USFK says most U.S. troops will leave Korean DMZ area by October
YONGSAN GARRISON, South Korea — All but a handful of U.S. troops on the border with North Korea will move away from the Demilitarized Zone by October, leaving a greater responsibility to the South Korean forces to defend the boundary, U.S. Forces Korea said Tuesday.
Starting Oct. 31, a small number of U.S. soldiers will remain as part of the Joint Security Battalion, a South Korean-dominated force led by a U.S. lieutenant colonel. The battalion manages security at Panmunjom, the inter-Korean border area where the armistice agreement was signed 51 years ago.
USFK declined to release the number of troops that will remain. However, the command said U.S. troops would comprise about 7 percent of the battalion, and the rest would be reassigned throughout 8th Army.
In January, Brig. Gen. John A. MacDonald, commander of the Korean Regional Office, said U.S. troops would be reduced from 200 to 43 at camps Bonifas and Liberty Bell, neighboring camps just south of the DMZ’s fence.
“We embrace the ROK [Republic of Korea] assuming a larger role in the JSA [Joint Security Area] security and support roles as a positive accomplishment between our two nations,” Gen.
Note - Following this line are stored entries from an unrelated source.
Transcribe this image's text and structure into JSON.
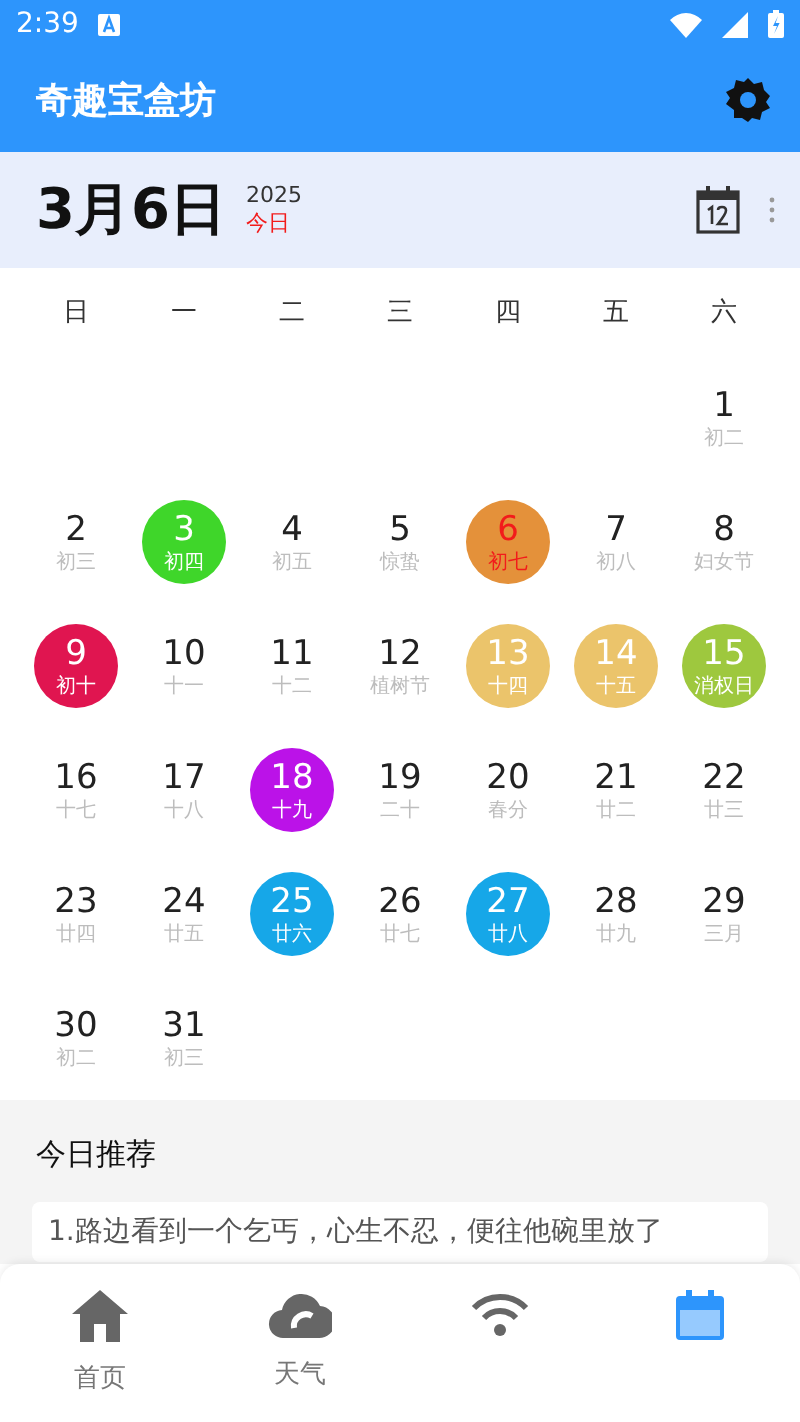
{
  "status_bar": {
    "time": "2:39"
  },
  "app_bar": {
    "title": "奇趣宝盒坊"
  },
  "date_header": {
    "date": "3月6日",
    "year": "2025",
    "today_label": "今日"
  },
  "weekdays": [
    "日",
    "一",
    "二",
    "三",
    "四",
    "五",
    "六"
  ],
  "weeks": [
    [
      {
        "kind": "blank"
      },
      {
        "kind": "blank"
      },
      {
        "kind": "blank"
      },
      {
        "kind": "blank"
      },
      {
        "kind": "blank"
      },
      {
        "kind": "blank"
      },
      {
        "kind": "day",
        "day": "1",
        "lunar": "初二",
        "today": false
      }
    ],
    [
      {
        "kind": "day",
        "day": "2",
        "lunar": "初三",
        "today": false
      },
      {
        "kind": "day",
        "day": "3",
        "lunar": "初四",
        "today": false,
        "color": "#3fd62a"
      },
      {
        "kind": "day",
        "day": "4",
        "lunar": "初五",
        "today": false
      },
      {
        "kind": "day",
        "day": "5",
        "lunar": "惊蛰",
        "today": false
      },
      {
        "kind": "day",
        "day": "6",
        "lunar": "初七",
        "today": true,
        "color": "#e4913a"
      },
      {
        "kind": "day",
        "day": "7",
        "lunar": "初八",
        "today": false
      },
      {
        "kind": "day",
        "day": "8",
        "lunar": "妇女节",
        "today": false
      }
    ],
    [
      {
        "kind": "day",
        "day": "9",
        "lunar": "初十",
        "today": false,
        "color": "#e01550"
      },
      {
        "kind": "day",
        "day": "10",
        "lunar": "十一",
        "today": false
      },
      {
        "kind": "day",
        "day": "11",
        "lunar": "十二",
        "today": false
      },
      {
        "kind": "day",
        "day": "12",
        "lunar": "植树节",
        "today": false
      },
      {
        "kind": "day",
        "day": "13",
        "lunar": "十四",
        "today": false,
        "color": "#ebc46b"
      },
      {
        "kind": "day",
        "day": "14",
        "lunar": "十五",
        "today": false,
        "color": "#ebc46b"
      },
      {
        "kind": "day",
        "day": "15",
        "lunar": "消权日",
        "today": false,
        "color": "#9ec83e"
      }
    ],
    [
      {
        "kind": "day",
        "day": "16",
        "lunar": "十七",
        "today": false
      },
      {
        "kind": "day",
        "day": "17",
        "lunar": "十八",
        "today": false
      },
      {
        "kind": "day",
        "day": "18",
        "lunar": "十九",
        "today": false,
        "color": "#bb12e8"
      },
      {
        "kind": "day",
        "day": "19",
        "lunar": "二十",
        "today": false
      },
      {
        "kind": "day",
        "day": "20",
        "lunar": "春分",
        "today": false
      },
      {
        "kind": "day",
        "day": "21",
        "lunar": "廿二",
        "today": false
      },
      {
        "kind": "day",
        "day": "22",
        "lunar": "廿三",
        "today": false
      }
    ],
    [
      {
        "kind": "day",
        "day": "23",
        "lunar": "廿四",
        "today": false
      },
      {
        "kind": "day",
        "day": "24",
        "lunar": "廿五",
        "today": false
      },
      {
        "kind": "day",
        "day": "25",
        "lunar": "廿六",
        "today": false,
        "color": "#16a7e8"
      },
      {
        "kind": "day",
        "day": "26",
        "lunar": "廿七",
        "today": false
      },
      {
        "kind": "day",
        "day": "27",
        "lunar": "廿八",
        "today": false,
        "color": "#16a7e8"
      },
      {
        "kind": "day",
        "day": "28",
        "lunar": "廿九",
        "today": false
      },
      {
        "kind": "day",
        "day": "29",
        "lunar": "三月",
        "today": false
      }
    ],
    [
      {
        "kind": "day",
        "day": "30",
        "lunar": "初二",
        "today": false
      },
      {
        "kind": "day",
        "day": "31",
        "lunar": "初三",
        "today": false
      }
    ]
  ],
  "recommend": {
    "title": "今日推荐",
    "items": [
      "1.路边看到一个乞丐，心生不忍，便往他碗里放了"
    ]
  },
  "bottom_nav": [
    {
      "kind": "home",
      "label": "首页",
      "selected": false
    },
    {
      "kind": "cloud",
      "label": "天气",
      "selected": false
    },
    {
      "kind": "signal",
      "selected": false
    },
    {
      "kind": "calendar",
      "selected": true
    }
  ]
}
Leon LaPorte, U.S. Forces Korea commander, stated in the release. “This is a great step forward in our alliance.”
The Joint Security Battalion falls under the commander of the U.N. Command, also led by LaPorte.
U.S. forces have relinquished front-line patrols to the South Korean Army incrementally over the past 30 years. While at least 89 U.S. soldiers died in the 1960s and 1970s defending the DMZ, incidents and injuries declined in following years.
The withdrawal also includes turning over Outpost Ouellette, the DMZ’s only U.S.-staffed observation post. Positioned about 75 feet from North Korea’s border, it is the boundary’s most strategic post; observers can see the North Korean city of Kaesong.
North Korea — despite demanding a U.S. troop withdrawal for years — condemned the move Saturday, saying it undermined the armistice agreement. “The U.S. decision to take even its small force out of the JSA in Panmunjom indicates that the U.S. preparations for a pre-emptive attack are under way,” according to the Korea Central News Agency, the country’s official news outlet.
The moves are part of a larger plan to move U.S. troops away from urban South Korean areas into consolidated bases. Negotiations continue about financing Yongsan Garrison’s move, scheduled by the end of 2006.
About 100 South Korean supply, maintenance and soldier-support workers will be affected by the JSA transfer. They’ll have “the opportunity to seek other positions on the peninsula with U.S. forces,” the release stated.